Supreme Court of Minnesota.

October 15, 1979.

*96 Marvin Eakman, pro se.

Thomas McDonald, pro se.

Mastor & Bale, Wayne H. Olson, and David R. Knodell, Minneapolis, for Brutger et al.

Forrest D. Nowlin, Jr., and John Hoeft, St. Paul, for Boland et al.

Considered and decided by the court en banc without oral argument.

SHERAN, Chief Justice.

Plaintiffs Marvin Eakman and Thomas McDonald, pro se, appeal from an order of the district court denying their motion for a temporary restraining order enjoining any action taken by defendants Dan Brutger, Chairman of the Metropolitan Sports Facilities Commission and John Boland, Chairman of the Metropolitan Council toward the building of a domed stadium in downtown Minneapolis, and granting defendants' motion for summary judgment. We consider both rulings. Affirmed.

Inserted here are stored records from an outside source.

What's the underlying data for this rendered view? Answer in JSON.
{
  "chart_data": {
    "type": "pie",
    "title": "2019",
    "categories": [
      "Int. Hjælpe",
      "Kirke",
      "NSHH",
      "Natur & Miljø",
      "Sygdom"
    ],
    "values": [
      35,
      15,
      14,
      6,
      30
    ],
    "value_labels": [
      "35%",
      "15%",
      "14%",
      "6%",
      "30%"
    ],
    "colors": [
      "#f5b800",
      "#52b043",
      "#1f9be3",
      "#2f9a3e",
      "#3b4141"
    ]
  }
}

*97 A trial court's ruling on a motion for a temporary injunction is largely an exercise of judicial discretion. The sole issue on appeal is whether there was a clear abuse of such discretion. In Dahlberg Brothers, Inc. v. Ford Motor Co., 272 Minn. 264, 274, 137 N.W.2d 314, 321 (1965), we specified the considerations relevant in making that determination:

(1) The nature and background of the relationship between the parties preexisting the dispute giving rise to the request for relief. (2) The harm to be suffered by plaintiff if the temporary restraint is denied as compared to that inflicted on defendant if the injunction issues pending trial. (3) The likelihood that one party or the other will prevail on the merits when the fact situation is viewed in light of established precedents fixing the limits of equitable relief. (4) The aspects of the fact situation, if any, which permit or require consideration of public policy expressed in the statutes, State and Federal. (5) The administrative burdens involved in judicial supervision and enforcement of the temporary decree. (footnotes omitted).

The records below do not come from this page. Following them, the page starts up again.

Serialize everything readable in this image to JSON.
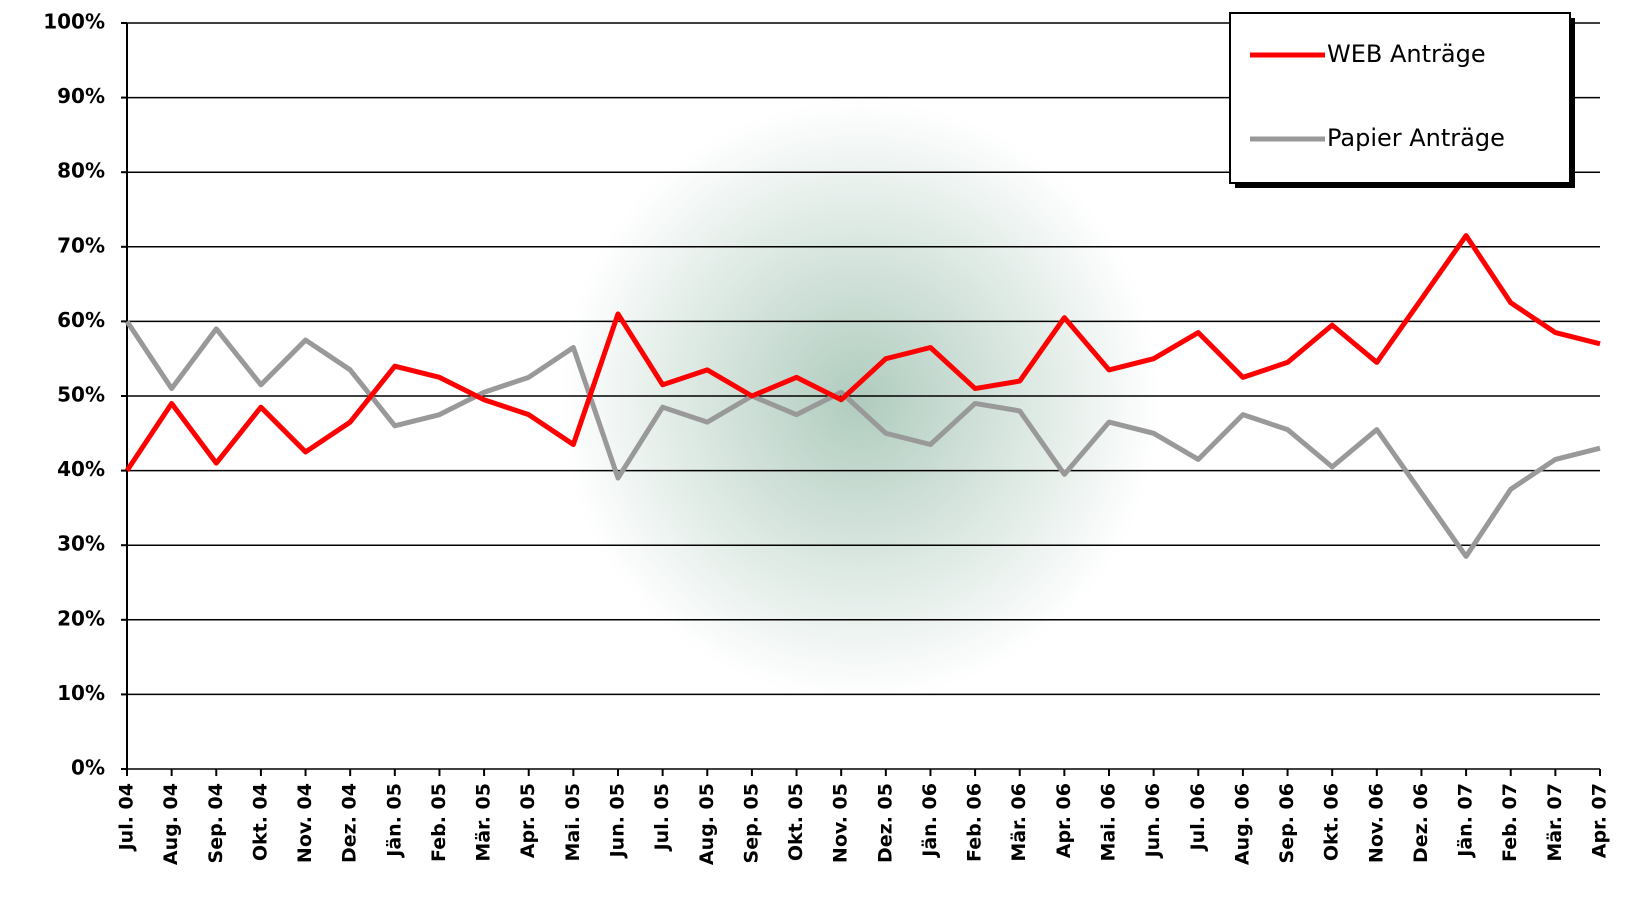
{
  "chart_data": {
    "type": "line",
    "categories": [
      "Jul. 04",
      "Aug. 04",
      "Sep. 04",
      "Okt. 04",
      "Nov. 04",
      "Dez. 04",
      "Jän. 05",
      "Feb. 05",
      "Mär. 05",
      "Apr. 05",
      "Mai. 05",
      "Jun. 05",
      "Jul. 05",
      "Aug. 05",
      "Sep. 05",
      "Okt. 05",
      "Nov. 05",
      "Dez. 05",
      "Jän. 06",
      "Feb. 06",
      "Mär. 06",
      "Apr. 06",
      "Mai. 06",
      "Jun. 06",
      "Jul. 06",
      "Aug. 06",
      "Sep. 06",
      "Okt. 06",
      "Nov. 06",
      "Dez. 06",
      "Jän. 07",
      "Feb. 07",
      "Mär. 07",
      "Apr. 07"
    ],
    "series": [
      {
        "name": "WEB Anträge",
        "color": "#ff0000",
        "values": [
          40,
          49,
          41,
          48.5,
          42.5,
          46.5,
          54,
          52.5,
          49.5,
          47.5,
          43.5,
          61,
          51.5,
          53.5,
          50,
          52.5,
          49.5,
          55,
          56.5,
          51,
          52,
          60.5,
          53.5,
          55,
          58.5,
          52.5,
          54.5,
          59.5,
          54.5,
          63,
          71.5,
          62.5,
          58.5,
          57
        ]
      },
      {
        "name": "Papier Anträge",
        "color": "#999999",
        "values": [
          60,
          51,
          59,
          51.5,
          57.5,
          53.5,
          46,
          47.5,
          50.5,
          52.5,
          56.5,
          39,
          48.5,
          46.5,
          50,
          47.5,
          50.5,
          45,
          43.5,
          49,
          48,
          39.5,
          46.5,
          45,
          41.5,
          47.5,
          45.5,
          40.5,
          45.5,
          37,
          28.5,
          37.5,
          41.5,
          43
        ]
      }
    ],
    "ylim": [
      0,
      100
    ],
    "yticks": [
      {
        "value": 0,
        "label": "0%"
      },
      {
        "value": 10,
        "label": "10%"
      },
      {
        "value": 20,
        "label": "20%"
      },
      {
        "value": 30,
        "label": "30%"
      },
      {
        "value": 40,
        "label": "40%"
      },
      {
        "value": 50,
        "label": "50%"
      },
      {
        "value": 60,
        "label": "60%"
      },
      {
        "value": 70,
        "label": "70%"
      },
      {
        "value": 80,
        "label": "80%"
      },
      {
        "value": 90,
        "label": "90%"
      },
      {
        "value": 100,
        "label": "100%"
      }
    ],
    "grid": true,
    "legend": "upper right"
  }
}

The district court applied these criteria and concluded that plaintiffs had failed to demonstrate irreparable harm while defendants showed significant economic hardship, that plaintiffs were not likely to prevail on the merits and that public policy as expressed in the "stadium law," Minn. Stat. ยงยง 473.551-595 (1978), requires that the issues be dealt with legislatively. A review of the record, comprised of the pleadings of both parties and the affidavits and documentary exhibits of defendants, reveals that the trial court did not err in denying the motion.

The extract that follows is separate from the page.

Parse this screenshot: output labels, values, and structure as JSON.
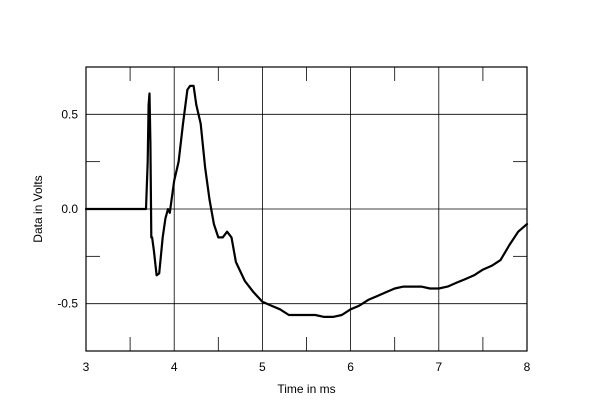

Rule 56, R. Civ. P., permits a trial court to order summary judgment upon a showing by the moving party that there are no genuine issues of material fact and that he is entitled to judgment as a matter of law. Rathbun v. W. T. Grant Co., 300 Minn. 223, 219 N.W.2d 641 (1974). When affidavits are submitted in support of the motion, the nonmoving party cannot simply rely upon general allegations in his pleadings but must present specific facts showing that there is an issue for trial on the merits. Defendants supplied the court with affidavits and documents on each factual question raised by the complaint. Plaintiffs did not respond with counter affidavits or other proof that the facts were not as defendants presented them. The trial judge correctly concluded that there was no genuine issue of material fact. Furthermore, the principle legal issues raised whether construction of a stadium constitutes a proper public purpose and whether adequate financial safeguards have been imposed were resolved contrary to plaintiffs' position in Lifteau v. Metropolitan Sports Facilities Comm'n., 270 N.W.2d 749 (Minn. 1978). The trial judge, therefore, properly granted the motion to dismiss the complaint.

Plaintiffs seek on appeal to raise questions not litigated in the trial court. We decline to consider them pursuant to the well-established principles contained in AAMCO Industries, Inc. v. DeWolf, 312 Minn. 95, 250 N.W.2d 835 (1977) and Chicago, Milwaukee & St. Paul Railway Co. v. Sprague, 140 Minn. 1, 167 N.W. 124 (1918).